The operation had little strategic effect, and Japanese casualties had been slight, but it did show that British and Indian troops could operate in the jungle, and it had provided useful experience in air supply, as well as the need for air superiority.

It also led General Mutagachi, Commander of the Japanese 15th Army, to recognise that he could not regard the Chindwin as a secure barrier, and that to forestall a British counteroffensive he would have to continue his own advance. Thereby it led to the Japanese advance across the Indian frontier in 1944, and the crucial battle of Imphal.

 

FUTURE PLANNING

 

A serious British offensive in the dry season of 1942-43 had been annulled by the combination of administrative difficulties and lack of resources. The main plan for the next dry season, of 1943-44, as decided at the Casablanca conference of January 1943, was intended to be a seaborne assault on Rangoon, called ‘Operation Anakim’, following British and Chinese offensives in the north of Burma and the capture of key points on the coast. Those aims meant that air superiority had to be gained, and a strong naval force assembled, with ample landing craft — as well as the solution of the administrative and overland transport problems.

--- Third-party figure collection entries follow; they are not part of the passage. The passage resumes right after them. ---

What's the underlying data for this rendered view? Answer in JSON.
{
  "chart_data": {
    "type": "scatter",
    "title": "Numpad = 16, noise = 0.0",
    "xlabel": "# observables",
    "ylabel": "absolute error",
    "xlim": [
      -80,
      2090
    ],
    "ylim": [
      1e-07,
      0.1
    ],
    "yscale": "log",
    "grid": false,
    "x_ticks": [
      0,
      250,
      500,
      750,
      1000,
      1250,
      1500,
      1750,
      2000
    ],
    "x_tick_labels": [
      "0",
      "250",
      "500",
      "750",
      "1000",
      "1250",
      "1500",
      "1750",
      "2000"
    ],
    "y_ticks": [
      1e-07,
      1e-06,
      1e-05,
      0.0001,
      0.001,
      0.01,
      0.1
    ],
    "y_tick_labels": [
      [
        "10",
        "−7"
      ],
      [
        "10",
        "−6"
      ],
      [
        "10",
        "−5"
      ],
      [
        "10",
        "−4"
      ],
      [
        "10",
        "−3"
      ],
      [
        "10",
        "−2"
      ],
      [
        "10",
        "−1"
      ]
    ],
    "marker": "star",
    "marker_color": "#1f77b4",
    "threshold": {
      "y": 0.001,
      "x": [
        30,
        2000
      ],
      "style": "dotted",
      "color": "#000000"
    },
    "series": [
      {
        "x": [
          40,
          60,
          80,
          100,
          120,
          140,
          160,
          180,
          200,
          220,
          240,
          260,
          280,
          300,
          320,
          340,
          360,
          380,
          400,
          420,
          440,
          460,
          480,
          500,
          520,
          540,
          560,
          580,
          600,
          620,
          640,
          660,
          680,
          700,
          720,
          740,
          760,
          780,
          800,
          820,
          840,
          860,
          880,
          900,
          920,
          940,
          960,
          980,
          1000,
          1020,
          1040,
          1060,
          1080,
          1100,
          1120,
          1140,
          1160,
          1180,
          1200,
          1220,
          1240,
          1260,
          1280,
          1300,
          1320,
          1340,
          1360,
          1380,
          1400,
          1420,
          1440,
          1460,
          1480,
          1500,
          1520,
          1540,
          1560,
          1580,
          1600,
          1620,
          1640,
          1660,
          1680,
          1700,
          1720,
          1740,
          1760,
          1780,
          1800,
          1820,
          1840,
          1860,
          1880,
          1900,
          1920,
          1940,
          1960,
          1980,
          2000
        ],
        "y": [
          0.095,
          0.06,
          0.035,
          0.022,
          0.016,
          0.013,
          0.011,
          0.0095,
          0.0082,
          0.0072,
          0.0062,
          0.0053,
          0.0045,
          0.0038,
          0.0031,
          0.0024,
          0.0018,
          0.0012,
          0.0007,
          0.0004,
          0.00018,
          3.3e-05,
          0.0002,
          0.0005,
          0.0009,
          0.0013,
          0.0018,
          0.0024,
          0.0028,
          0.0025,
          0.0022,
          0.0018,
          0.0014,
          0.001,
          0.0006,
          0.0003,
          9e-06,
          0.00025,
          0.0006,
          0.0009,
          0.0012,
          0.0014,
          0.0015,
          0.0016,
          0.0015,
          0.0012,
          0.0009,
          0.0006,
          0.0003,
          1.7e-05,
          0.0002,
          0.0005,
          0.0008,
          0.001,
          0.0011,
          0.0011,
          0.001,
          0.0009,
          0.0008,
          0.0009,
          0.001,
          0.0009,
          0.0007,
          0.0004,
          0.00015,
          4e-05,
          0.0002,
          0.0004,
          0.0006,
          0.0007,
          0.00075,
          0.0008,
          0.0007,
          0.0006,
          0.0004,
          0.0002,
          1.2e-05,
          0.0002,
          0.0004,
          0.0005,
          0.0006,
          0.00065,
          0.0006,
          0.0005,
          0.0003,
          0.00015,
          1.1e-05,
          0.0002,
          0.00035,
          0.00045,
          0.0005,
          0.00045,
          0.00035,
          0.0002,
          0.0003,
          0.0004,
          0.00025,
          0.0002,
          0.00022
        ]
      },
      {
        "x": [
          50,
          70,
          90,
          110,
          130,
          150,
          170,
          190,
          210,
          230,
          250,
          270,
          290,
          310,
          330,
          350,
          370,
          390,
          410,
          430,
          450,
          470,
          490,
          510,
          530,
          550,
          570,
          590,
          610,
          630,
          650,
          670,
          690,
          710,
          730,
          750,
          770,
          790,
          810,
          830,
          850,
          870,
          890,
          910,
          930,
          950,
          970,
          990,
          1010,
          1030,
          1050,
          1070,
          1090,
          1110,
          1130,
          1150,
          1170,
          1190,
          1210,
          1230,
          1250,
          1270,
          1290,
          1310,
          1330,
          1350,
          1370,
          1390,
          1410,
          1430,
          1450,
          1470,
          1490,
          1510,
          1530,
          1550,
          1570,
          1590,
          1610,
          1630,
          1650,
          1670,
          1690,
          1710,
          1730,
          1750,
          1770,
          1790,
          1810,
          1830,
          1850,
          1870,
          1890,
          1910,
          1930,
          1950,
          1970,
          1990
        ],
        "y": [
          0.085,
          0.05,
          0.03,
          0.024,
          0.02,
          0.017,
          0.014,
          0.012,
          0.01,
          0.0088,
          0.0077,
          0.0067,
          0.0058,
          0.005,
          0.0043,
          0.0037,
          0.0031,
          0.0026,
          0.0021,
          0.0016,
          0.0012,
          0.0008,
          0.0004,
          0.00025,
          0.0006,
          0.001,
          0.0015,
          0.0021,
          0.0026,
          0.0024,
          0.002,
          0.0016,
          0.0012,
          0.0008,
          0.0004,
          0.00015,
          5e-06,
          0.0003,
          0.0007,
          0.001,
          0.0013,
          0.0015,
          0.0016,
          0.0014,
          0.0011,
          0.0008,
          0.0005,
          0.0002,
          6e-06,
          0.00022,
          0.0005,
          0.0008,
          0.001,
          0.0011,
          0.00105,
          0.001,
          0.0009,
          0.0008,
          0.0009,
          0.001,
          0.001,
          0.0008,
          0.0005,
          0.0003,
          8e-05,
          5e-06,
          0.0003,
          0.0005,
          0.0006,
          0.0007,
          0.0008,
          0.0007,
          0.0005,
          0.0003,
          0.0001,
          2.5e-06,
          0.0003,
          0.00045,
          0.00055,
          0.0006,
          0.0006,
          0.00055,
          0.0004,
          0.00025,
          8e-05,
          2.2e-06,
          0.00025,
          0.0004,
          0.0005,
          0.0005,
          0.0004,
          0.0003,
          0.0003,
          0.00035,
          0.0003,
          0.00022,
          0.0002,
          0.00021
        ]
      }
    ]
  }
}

The difficulties of meeting all these requirements were, clearly, so great that in the spring of 1943 Wavell was inclined to turn away from Burma, and to favour a move against Sumatra as an indirect way of approach to the defeat of the Japanese. His talks with Churchill and the Chiefs of Staff on a visit to London in April convinced them that ‘Operation Anakim’ must be deferred or discarded, and in its place the Sumatra move was chosen — a move code-named ‘Culverin’, This indirect move became attractive to Churchill, but it had to be abandoned in its turn for the same reasons that ‘Anakim’ had been given up, and also because of American insistence on the importance of reopening the land route of supply to China as soon as possible. Hence southern operations were shelved, although planning for them continued. If anything at all was to be done in this theatre of war, it would have to be in the north of Burma.